Eines vorweg: Mit einer Redaktionskollegin ein Interview zu führen, ist seltsam. Umso mehr, wenn sie ein derart atemberaubendes Buch geschrieben hat. Wie Silvia Tschui. «Der Wod» ist eine Familiensaga, die sich wie ein verworrenes Netz von Nordostdeutschland in die Schweiz spannt. Es geht um Nazis, Freimaurer, Uhrmacher und Menschen mit unsichtbaren Verletzungen. Das Buch ist ein Wirbelsturm – es reisst einen fort und lässt einen verhuddlet zurück. Aber man soll ja kritisch sein als Journalist, auch wenn es die Kollegin betrifft. Mitten in diese Gedanken und in die aufkommende Beklommenheit ruft Silvia Tschui zehn Minuten vor dem vereinbarten Telefongespräch an.
Silvia Tschui: Ich bin bereit.
Okay, ich eigentlich nicht. Ist das deine Art, Interviewer aus dem Konzept zu bringen?
Komm, tu nicht so. Soll ich später anrufen?
Nein, fangen wir an.

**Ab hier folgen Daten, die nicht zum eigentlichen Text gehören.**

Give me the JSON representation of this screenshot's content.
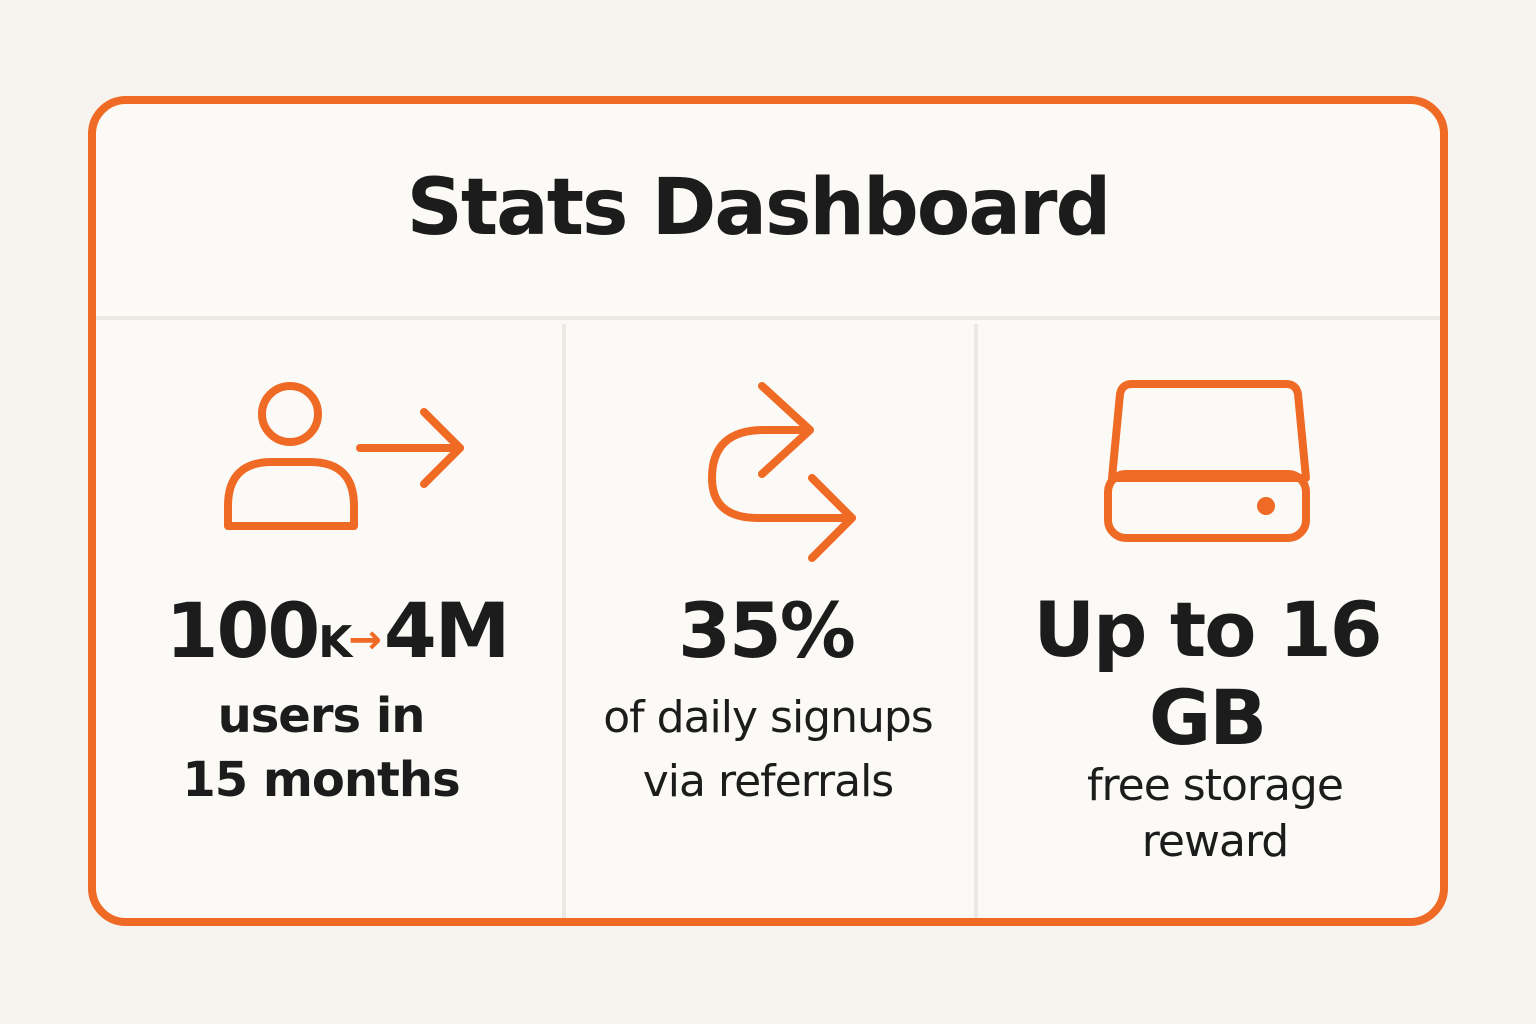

Ich wollte dir als Erstes danken.
Wofür?
Ich habe jetzt das Gefühl, dass ich weiss, wie sich eine Geburt anfühlt.
Im Ernst?
Du schreibst: «Die Lilli zerreisst es, es sprengt ihr das Rückenmark, ein Universum aus Schmerz.» Von dieser Szene habe ich mich lange nicht erholt.
Jö, du Schneeflöckli! Nein, das ist jetzt vielleicht unpoetisch – und ich will auch nicht in die Details gehen, aber etwa so fühlte sich die Geburt meines Sohnes an. Und ich hatte eine PDA!

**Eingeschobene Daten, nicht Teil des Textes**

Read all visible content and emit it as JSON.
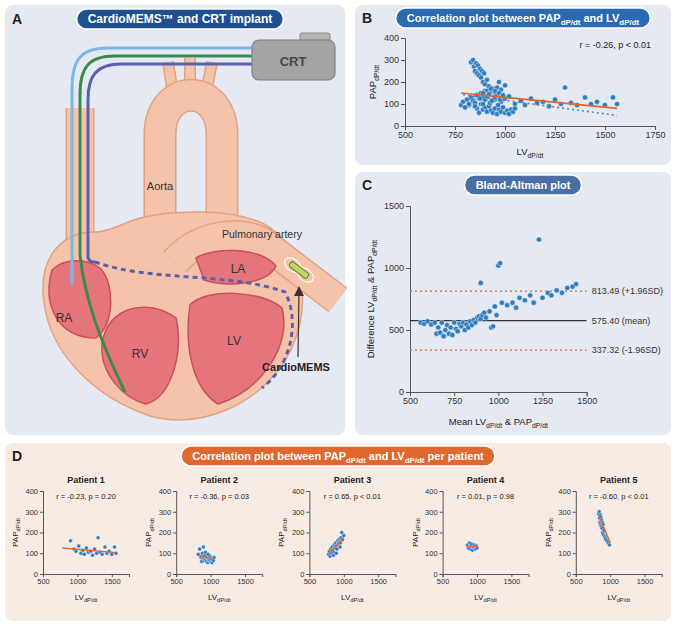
{
  "diagram": {
    "panel": "A",
    "title": "CardioMEMS™ and CRT implant",
    "labels": {
      "crt": "CRT",
      "aorta": "Aorta",
      "pulmonary_artery": "Pulmonary artery",
      "la": "LA",
      "ra": "RA",
      "rv": "RV",
      "lv": "LV",
      "cardiomems": "CardioMEMS"
    }
  },
  "group_title": {
    "panel": "D",
    "title": [
      "Correlation plot between PAP",
      "dP/dt",
      " and LV",
      "dP/dt",
      " per patient"
    ]
  },
  "chart_data": [
    {
      "panel": "B",
      "type": "scatter",
      "title": [
        "Correlation plot between PAP",
        "dP/dt",
        " and LV",
        "dP/dt"
      ],
      "xlabel": [
        "LV",
        "dP/dt"
      ],
      "ylabel": [
        "PAP",
        "dP/dt"
      ],
      "annotation": "r = -0.26, p < 0.01",
      "xlim": [
        500,
        1750
      ],
      "ylim": [
        0,
        400
      ],
      "xticks": [
        500,
        750,
        1000,
        1250,
        1500,
        1750
      ],
      "yticks": [
        0,
        100,
        200,
        300,
        400
      ],
      "series": [
        {
          "type": "scatter",
          "marker": "circle",
          "color": "#2f7ec2",
          "x": [
            900,
            950,
            980,
            1020,
            1050,
            1080,
            1100,
            1130,
            1160,
            1190,
            1220,
            1250,
            1280,
            1300,
            1330,
            1360,
            1400,
            1430,
            1460,
            1500,
            1540,
            1560,
            820,
            840,
            860,
            870,
            880,
            890,
            900,
            910,
            920,
            930,
            940,
            950,
            960,
            970,
            980,
            990,
            1000,
            1010,
            1020,
            1030,
            1040,
            1050,
            895,
            925,
            965,
            780,
            790,
            800,
            810,
            820,
            830,
            840,
            850,
            860,
            870,
            880,
            890,
            900,
            910,
            920,
            930,
            940,
            950,
            960,
            980,
            1000,
            850,
            890,
            945,
            970,
            860,
            875,
            890,
            900,
            910,
            920,
            935,
            950,
            960,
            975,
            990,
            1000,
            830,
            840,
            845,
            850,
            855,
            860,
            865,
            870,
            875,
            880,
            885,
            890,
            895,
            900,
            910,
            920,
            930,
            950,
            970,
            990
          ],
          "values": [
            160,
            120,
            110,
            135,
            100,
            115,
            95,
            125,
            105,
            110,
            90,
            120,
            100,
            175,
            105,
            95,
            130,
            100,
            110,
            95,
            130,
            100,
            95,
            120,
            80,
            60,
            100,
            75,
            85,
            65,
            90,
            70,
            60,
            80,
            55,
            75,
            65,
            85,
            60,
            70,
            55,
            75,
            65,
            80,
            130,
            105,
            95,
            95,
            110,
            85,
            120,
            100,
            130,
            115,
            105,
            140,
            125,
            150,
            135,
            120,
            160,
            145,
            155,
            170,
            150,
            175,
            165,
            185,
            90,
            100,
            130,
            200,
            140,
            125,
            150,
            120,
            135,
            145,
            115,
            130,
            140,
            120,
            135,
            125,
            290,
            300,
            270,
            250,
            285,
            240,
            275,
            230,
            260,
            220,
            250,
            200,
            240,
            190,
            210,
            180,
            170,
            160,
            150,
            140
          ]
        },
        {
          "type": "line",
          "line_style": "dotted",
          "color": "#5d82b3",
          "x": [
            790,
            1560
          ],
          "values": [
            142,
            48
          ]
        },
        {
          "type": "line",
          "line_style": "solid",
          "color": "#e8632b",
          "x": [
            780,
            1560
          ],
          "values": [
            150,
            80
          ]
        }
      ]
    },
    {
      "panel": "C",
      "type": "scatter",
      "title": [
        "Bland-Altman plot"
      ],
      "xlabel": [
        "Mean LV",
        "dP/dt",
        " & PAP",
        "dP/dt"
      ],
      "ylabel": [
        "Difference LV",
        "dP/dt",
        " & PAP",
        "dP/dt"
      ],
      "xlim": [
        500,
        1500
      ],
      "ylim": [
        0,
        1500
      ],
      "xticks": [
        500,
        750,
        1000,
        1250,
        1500
      ],
      "yticks": [
        0,
        500,
        1000,
        1500
      ],
      "reference_lines": [
        {
          "value": 813.49,
          "label": "813.49 (+1.96SD)",
          "line_style": "dotted",
          "color": "#e0602a"
        },
        {
          "value": 575.4,
          "label": "575.40 (mean)",
          "line_style": "solid",
          "color": "#333333"
        },
        {
          "value": 337.32,
          "label": "337.32 (-1.96SD)",
          "line_style": "dotted",
          "color": "#e0602a"
        }
      ],
      "series": [
        {
          "type": "scatter",
          "marker": "circle",
          "color": "#2f7ec2",
          "x": [
            560,
            580,
            600,
            620,
            640,
            650,
            660,
            670,
            680,
            690,
            700,
            710,
            720,
            730,
            740,
            750,
            760,
            770,
            780,
            790,
            800,
            810,
            820,
            830,
            840,
            850,
            860,
            870,
            880,
            890,
            900,
            910,
            920,
            930,
            950,
            960,
            970,
            980,
            990,
            1000,
            1010,
            1020,
            1050,
            1080,
            1100,
            1120,
            1150,
            1180,
            1200,
            1230,
            1250,
            1280,
            1300,
            1330,
            1360,
            1390,
            1420,
            1440,
            900
          ],
          "values": [
            560,
            550,
            570,
            545,
            560,
            470,
            520,
            480,
            560,
            450,
            500,
            540,
            470,
            520,
            460,
            560,
            510,
            490,
            550,
            530,
            560,
            500,
            545,
            520,
            570,
            540,
            580,
            560,
            600,
            610,
            590,
            620,
            640,
            600,
            650,
            520,
            530,
            690,
            620,
            1020,
            1040,
            720,
            700,
            720,
            680,
            760,
            740,
            780,
            720,
            1230,
            760,
            800,
            780,
            820,
            800,
            840,
            850,
            870,
            880
          ]
        }
      ]
    },
    {
      "type": "scatter",
      "title": "Patient 1",
      "xlabel": [
        "LV",
        "dP/dt"
      ],
      "ylabel": [
        "PAP",
        "dP/dt"
      ],
      "annotation": "r = -0.23, p = 0.20",
      "xlim": [
        500,
        1750
      ],
      "ylim": [
        0,
        400
      ],
      "xticks": [
        500,
        1000,
        1500
      ],
      "yticks": [
        0,
        100,
        200,
        300,
        400
      ],
      "series": [
        {
          "type": "scatter",
          "marker": "circle",
          "color": "#2f7ec2",
          "x": [
            900,
            950,
            980,
            1020,
            1050,
            1080,
            1100,
            1130,
            1160,
            1190,
            1220,
            1250,
            1280,
            1300,
            1330,
            1360,
            1400,
            1430,
            1460,
            1500,
            1540,
            1560
          ],
          "values": [
            160,
            120,
            110,
            135,
            100,
            115,
            95,
            125,
            105,
            110,
            90,
            120,
            100,
            175,
            105,
            95,
            130,
            100,
            110,
            95,
            130,
            100
          ]
        },
        {
          "type": "line",
          "line_style": "solid",
          "color": "#e8632b",
          "x": [
            780,
            1560
          ],
          "values": [
            125,
            103
          ]
        }
      ]
    },
    {
      "type": "scatter",
      "title": "Patient 2",
      "xlabel": [
        "LV",
        "dP/dt"
      ],
      "ylabel": [
        "PAP",
        "dP/dt"
      ],
      "annotation": "r = -0.36, p = 0.03",
      "xlim": [
        500,
        1750
      ],
      "ylim": [
        0,
        400
      ],
      "xticks": [
        500,
        1000,
        1500
      ],
      "yticks": [
        0,
        100,
        200,
        300,
        400
      ],
      "series": [
        {
          "type": "scatter",
          "marker": "circle",
          "color": "#2f7ec2",
          "x": [
            820,
            840,
            860,
            870,
            880,
            890,
            900,
            910,
            920,
            930,
            940,
            950,
            960,
            970,
            980,
            990,
            1000,
            1010,
            1020,
            1030,
            1040,
            1050,
            895,
            925,
            965
          ],
          "values": [
            95,
            120,
            80,
            60,
            100,
            75,
            85,
            65,
            90,
            70,
            60,
            80,
            55,
            75,
            65,
            85,
            60,
            70,
            55,
            75,
            65,
            80,
            130,
            105,
            95
          ]
        },
        {
          "type": "line",
          "line_style": "solid",
          "color": "#e8632b",
          "x": [
            820,
            1050
          ],
          "values": [
            92,
            68
          ]
        }
      ]
    },
    {
      "type": "scatter",
      "title": "Patient 3",
      "xlabel": [
        "LV",
        "dP/dt"
      ],
      "ylabel": [
        "PAP",
        "dP/dt"
      ],
      "annotation": "r = 0.65, p < 0.01",
      "xlim": [
        500,
        1750
      ],
      "ylim": [
        0,
        400
      ],
      "xticks": [
        500,
        1000,
        1500
      ],
      "yticks": [
        0,
        100,
        200,
        300,
        400
      ],
      "series": [
        {
          "type": "scatter",
          "marker": "circle",
          "color": "#2f7ec2",
          "x": [
            780,
            790,
            800,
            810,
            820,
            830,
            840,
            850,
            860,
            870,
            880,
            890,
            900,
            910,
            920,
            930,
            940,
            950,
            960,
            980,
            1000,
            850,
            890,
            945,
            970
          ],
          "values": [
            95,
            110,
            85,
            120,
            100,
            130,
            115,
            105,
            140,
            125,
            150,
            135,
            120,
            160,
            145,
            155,
            170,
            150,
            175,
            165,
            185,
            90,
            100,
            130,
            200
          ]
        },
        {
          "type": "line",
          "line_style": "solid",
          "color": "#e8632b",
          "x": [
            780,
            1000
          ],
          "values": [
            95,
            175
          ]
        }
      ]
    },
    {
      "type": "scatter",
      "title": "Patient 4",
      "xlabel": [
        "LV",
        "dP/dt"
      ],
      "ylabel": [
        "PAP",
        "dP/dt"
      ],
      "annotation": "r = 0.01, p = 0.98",
      "xlim": [
        500,
        1750
      ],
      "ylim": [
        0,
        400
      ],
      "xticks": [
        500,
        1000,
        1500
      ],
      "yticks": [
        0,
        100,
        200,
        300,
        400
      ],
      "series": [
        {
          "type": "scatter",
          "marker": "circle",
          "color": "#2f7ec2",
          "x": [
            860,
            875,
            890,
            900,
            910,
            920,
            935,
            950,
            960,
            975,
            990,
            1000
          ],
          "values": [
            140,
            125,
            150,
            120,
            135,
            145,
            115,
            130,
            140,
            120,
            135,
            125
          ]
        },
        {
          "type": "line",
          "line_style": "solid",
          "color": "#e8632b",
          "x": [
            860,
            1000
          ],
          "values": [
            132,
            132
          ]
        }
      ]
    },
    {
      "type": "scatter",
      "title": "Patient 5",
      "xlabel": [
        "LV",
        "dP/dt"
      ],
      "ylabel": [
        "PAP",
        "dP/dt"
      ],
      "annotation": "r = -0.60, p < 0.01",
      "xlim": [
        500,
        1750
      ],
      "ylim": [
        0,
        400
      ],
      "xticks": [
        500,
        1000,
        1500
      ],
      "yticks": [
        0,
        100,
        200,
        300,
        400
      ],
      "series": [
        {
          "type": "scatter",
          "marker": "circle",
          "color": "#2f7ec2",
          "x": [
            830,
            840,
            845,
            850,
            855,
            860,
            865,
            870,
            875,
            880,
            885,
            890,
            895,
            900,
            910,
            920,
            930,
            950,
            970,
            990
          ],
          "values": [
            290,
            300,
            270,
            250,
            285,
            240,
            275,
            230,
            260,
            220,
            250,
            200,
            240,
            190,
            210,
            180,
            170,
            160,
            150,
            140
          ]
        },
        {
          "type": "line",
          "line_style": "solid",
          "color": "#e8632b",
          "x": [
            830,
            1000
          ],
          "values": [
            285,
            150
          ]
        }
      ]
    }
  ]
}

Würdest du widersprechen, wenn ich sagen würde, die Beschreibung von Schmerz, Gewalt und Wut sei deine ganz grossen Stärke?
(Lacht.) Das ist meine einzige Stärke?
In deinem ersten Buch «Jakob’s Ross» kommen drastische Gewaltszenen vor, und auch deine besten journalistischen Texte entstehen aus Wut. Du hast im SonntagsBlick Magazin fünf Seiten über Pieps-Geräusche geschrieben, die dich in den Wahnsinn treiben.
Also, was stimmt: Empathie- und Rücksichtslosigkeit machen mich übergebührlich wütend. Nur schon Littering. Warum schafft man es hierzulande nicht, wie in Singapur, drakonische Geldstrafen für Abfallgrüsel zu verteilen? Ich bin ja eigentlich ziemlich weit aussen links, aber ich bin auch ganz dafür, dass sich die Menschen gopfertelli benehmen sollen. Aber Wut überdeckt ja eigentlich nur Trauer.
Was macht dich denn traurig?
Der Zustand dieser Welt, in der ich meinen Sohn grossziehe. Es gibt so viele Ungerechtigkeiten, dass ich manchmal schier daran verzweifle. Alles in dieser Welt scheint auf Verdrängung und Kosten anderer zu gehen. Leider ist das allertiefst in allem Leben drin: Schon eine Amöbe hat bessere Überlebenschancen, wenn sie eine andere verdrängen kann. Leben geht also rein biologisch schon auf Kosten eines anderen Lebens. Wenn jemand ein solches System erfunden hätte, müsste dieser Jemand vor Gericht stehen.
Herrgott, Silvia, jetzt müssen wir schleunigst die Kurve kriegen …
(lacht) … sonst wird das ein sehr depressives Gespräch!
Dein neuer Roman ist ein Familienepos, der sich über mehrere Jahrzehnte von Norddeutschland in die Schweiz spannt. Wann wusstest du, dass du ihn schreiben musst?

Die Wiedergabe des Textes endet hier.